BSkyB found strong demand for a multi-tranche deal across two currencies to fund a major acquisition strategy across Europe.

In July of this year, UK broadcaster BSkyB announced that it would be acquiring Sky Italia and 57.4% of Sky Deutschland from US media corporation 21st Century Fox. The deal makes Sky the number one pay TV provider in three of the largest markets in Europe – the UK, Italy and Germany – but the deal was also expensive, involving £4.9bn ($8.01bn) of cash and the transfer to Fox of BSkyB’s 21% stake in the National Geographic Channel.

Over the summer months, therefore, BSkyB placed 156 million new shares, paid out cash from internal resources and issued three new debt facilities, including two short-term bank loans. From the moment the debt was issued, BSkyB knew that it wanted to refinance the shorter term transactions in the capital markets.

Euro focus

“We wanted to refinance the debt early on. Markets were in good shape and the environment was benign so it made sense to lock in historically low interest rates,” says BSkyB group treasurer Simon Morley.

All in all, BSkyB wanted to raise more than £3bn from the capital markets. The company had accessed the dollar market before but it was buying two European businesses and the Euromarket had become increasingly receptive to new issuance in the second quarter of 2014.

“We were buying two euro assets so raising money in euros seemed simple and efficient. Of course, it is quite simple to issue in dollars and swap into euros and the businesses will be generating cash in euros so we will match exposures to euros going forward,” says Mr Morley.

However, BSkyB had been well received in the US in the past so the group was keen to tap into that market too. “We’d received strong support in the US so we decided the best solution was to access liquidity in both the euro and dollar markets,” Mr Morley explains.

Barclays and Morgan Stanley were the financial advisors and joint corporate brokers on BSkyB’s acquisitions and they had underwritten the bank facilities, along with JPMorgan. All three were appointed bookrunners on the capital markets fund raising and, working with the company, they devised a four-tranche transaction, with two tranches in dollars and two in euros.

“The Euromarket sweet-spot is seven years and the rate for 12-year money was extremely attractive, so it made sense to issue in those two maturities. In dollars, five- and 10-year terms are the most popular so those were the maturities we went for,” says Mr Morley.

Banco Santander was added as a bookrunner for the euro transactions and Société Générale for the dollar tranches. BSkyB even appointed RBS to lead a sterling tranche but ultimately chose not to issue in the UK currency. “There was so much appetite for the dollar and euro bonds that we didn’t need a sterling deal in the end,” says Mr Morley.

Talking the talk

The company embarked on an extensive European roadshow during the first week of September, speaking to more than 250 investors, in group meetings, one-on-one sessions and via conference calls.

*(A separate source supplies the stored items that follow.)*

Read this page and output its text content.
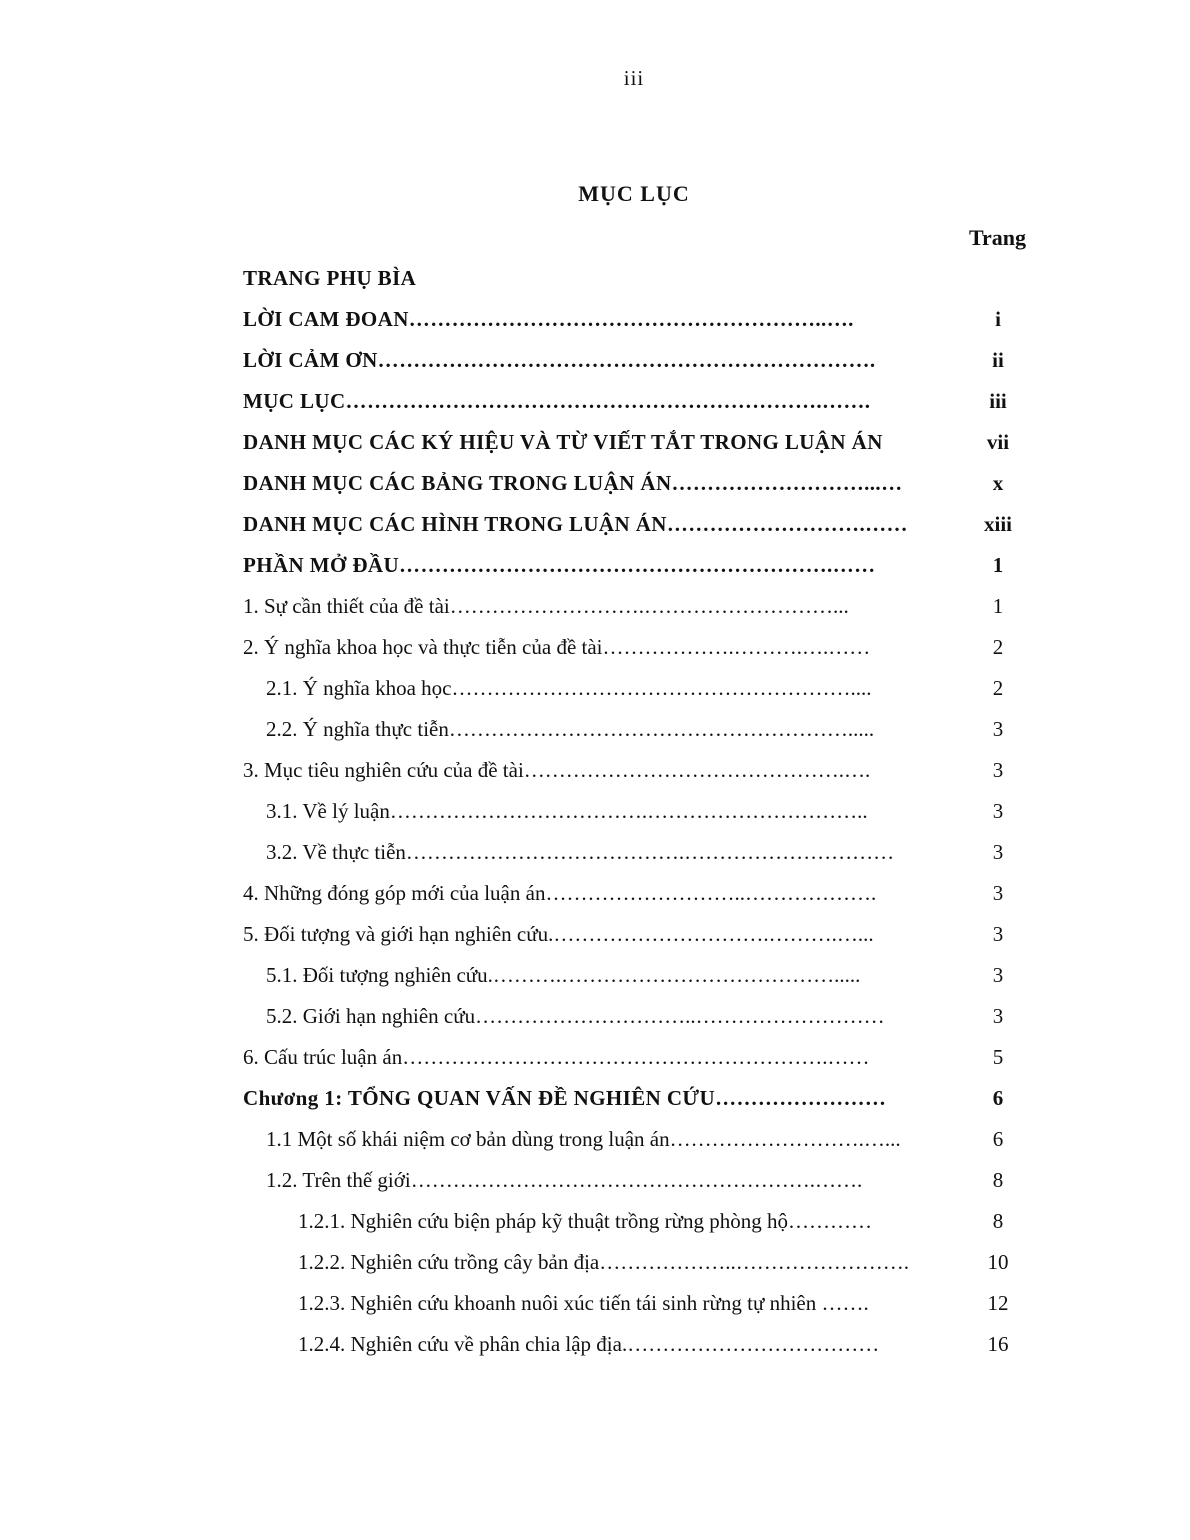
iii
MỤC LỤC
Trang
TRANG PHỤ BÌA
LỜI CAM ĐOAN…………………………………………………..….	i
LỜI CẢM ƠN…………………………………………………………….	ii
MỤC LỤC………………………………………………………….…….	iii
DANH MỤC CÁC KÝ HIỆU VÀ TỪ VIẾT TẮT TRONG LUẬN ÁN	vii
DANH MỤC CÁC BẢNG TRONG LUẬN ÁN………………………...…	x
DANH MỤC CÁC HÌNH TRONG LUẬN ÁN……………………….……	xiii
PHẦN MỞ ĐẦU…………………………………………………….……	1
1. Sự cần thiết của đề tài……………………….………………………...	1
2. Ý nghĩa khoa học và thực tiễn của đề tài……………….……….….……	2
2.1. Ý nghĩa khoa học…………………………………………………....	2
2.2. Ý nghĩa thực tiễn………………………………………………….....	3
3. Mục tiêu nghiên cứu của đề tài……………………………………….….	3
3.1. Về lý luận……………………………….…………………………..	3
3.2. Về thực tiễn………………………………….…………………………	3
4. Những đóng góp mới của luận án………………………..……………….	3
5. Đối tượng và giới hạn nghiên cứu.………………………….……….…...	3
5.1. Đối tượng nghiên cứu.……….………………………………….....	3
5.2. Giới hạn nghiên cứu…………………………..………………………	3
6. Cấu trúc luận án…………………………………………………….……	5
Chương 1: TỔNG QUAN VẤN ĐỀ NGHIÊN CỨU……………………	6
1.1 Một số khái niệm cơ bản dùng trong luận án……………………….…...	6
1.2. Trên thế giới………………………………………………….…….	8
1.2.1. Nghiên cứu biện pháp kỹ thuật trồng rừng phòng hộ…………	8
1.2.2. Nghiên cứu trồng cây bản địa………………..…………………….	10
1.2.3. Nghiên cứu khoanh nuôi xúc tiến tái sinh rừng tự nhiên …….	12
1.2.4. Nghiên cứu về phân chia lập địa.………………………………	16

“We started the roadshow just as people came back from their holidays, so the timing was great and we hit the market running. People were interested in finding out more about our core business and they also wanted to know the strategic rationale behind the acquisition, the cash-generative nature of the company and our deleveraging plans,” says Mr Morley.

There was a lot to explain. BSkyB is rated Baa1/BBB+ by Moody’s and Standard & Poor’s but it is on negative credit watch with both agencies. Under German law, BSkyB has to tender for the 42.6% of shares in Sky Deutschland that it does not already own. The result of the tender will be known later this month but it is expected to lead to downgrades of one or two notches, leaving the company just above sub-investment grade.

“The education process was very important. We could explain what we were doing and why and we also got feedback about the maturities that investors were interested in and the extent of their appetite for BSkyB paper,” says Mr Morley.

On September 8, the company tapped the Euromarket with a €1.5bn seven-year deal and a €1bn 12-year transaction. Initial price talk centred on mid-swaps plus 90 to 95 basis points and mid-swaps plus 125 to 130 basis points, respectively. Demand was so strong, however, that the pricing came in to a spread of 82 basis points for the shorter term tranche and 117 basis points for the longer dated deal – equivalent to respective coupons of 1.5% and 2.5%.

The following day, a $750m five-year deal and a $1.25bn 10-year transaction hit the market. Again, spreads came in by about 10 basis points, leaving the company with a coupon of 2.625% on the 2019 tranche and 3.75% on the 2024 paper.

“We were delighted with both sets of deals. The order books were extremely strong and ended up about four times oversubscribed in both dollars and euros. We had made sure that we were well prepared and our work paid off. Everything went according to plan,” says Mr Morley.

The company cannot forecast the outcome of its tender in Germany but there is always the chance that it will return to the market, particularly if conditions remain benign.